15 Kommunen sind Mitglied
Die Energieagentur Rhein-Sieg ist ein Verein von Kommunen im Rhein-Sieg-Kreis mit Sitz in Hennef. Haupttätigkeiten sind das kommunale Energiemanagement und die neutrale Energieberatung von Bürgerinnen und Bürgern in Kooperation mit der Verbraucherzentrale NRW. Mittlerweile sind 15 Kommunen Mitglied.
Die Klimainitiative Windeck hat sich vor drei Jahren nach einer Klima-Demonstration gegründet, um vor Ort den Klimaschutz aktiv zu beeinflussen.

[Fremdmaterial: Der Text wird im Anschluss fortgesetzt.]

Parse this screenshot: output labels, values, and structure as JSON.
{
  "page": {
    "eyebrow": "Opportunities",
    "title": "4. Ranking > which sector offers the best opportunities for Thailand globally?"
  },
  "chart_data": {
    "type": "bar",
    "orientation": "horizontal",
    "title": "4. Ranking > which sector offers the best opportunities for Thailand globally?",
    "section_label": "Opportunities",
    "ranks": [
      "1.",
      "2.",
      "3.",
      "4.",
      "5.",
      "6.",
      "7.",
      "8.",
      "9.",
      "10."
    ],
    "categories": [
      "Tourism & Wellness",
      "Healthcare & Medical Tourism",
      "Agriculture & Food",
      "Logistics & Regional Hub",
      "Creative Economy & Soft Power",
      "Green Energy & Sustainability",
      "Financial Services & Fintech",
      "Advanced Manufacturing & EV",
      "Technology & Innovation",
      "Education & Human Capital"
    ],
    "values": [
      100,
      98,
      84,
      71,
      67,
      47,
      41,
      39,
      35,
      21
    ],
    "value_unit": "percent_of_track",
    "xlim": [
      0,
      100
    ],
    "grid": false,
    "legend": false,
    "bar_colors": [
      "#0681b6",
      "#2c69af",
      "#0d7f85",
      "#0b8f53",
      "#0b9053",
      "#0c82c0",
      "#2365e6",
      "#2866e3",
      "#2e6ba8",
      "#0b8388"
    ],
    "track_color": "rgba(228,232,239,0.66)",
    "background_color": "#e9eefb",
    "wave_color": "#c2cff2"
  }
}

Die Schwerpunkte des Engagements liegen auf den Themenfeldern Verkehr, Wald und Energie. Darüber hinaus befasst sich die Initiative mit dem eigenen Konsumverhalten und der Ernährung. (sys)
Reges Interesse zeigten die Besucher an den Fachvorträgen. Petra Grebing, Energieberaterin der Verbraucherzentrale NRW, informierte mit Vortrag und am Stand über Heizenergie/Solarenergie. Sie hatte auch Tipps, wie Mieter Energie sparen können, beispielsweise mit einem Steckersolargerät für Balkon oder Terrasse.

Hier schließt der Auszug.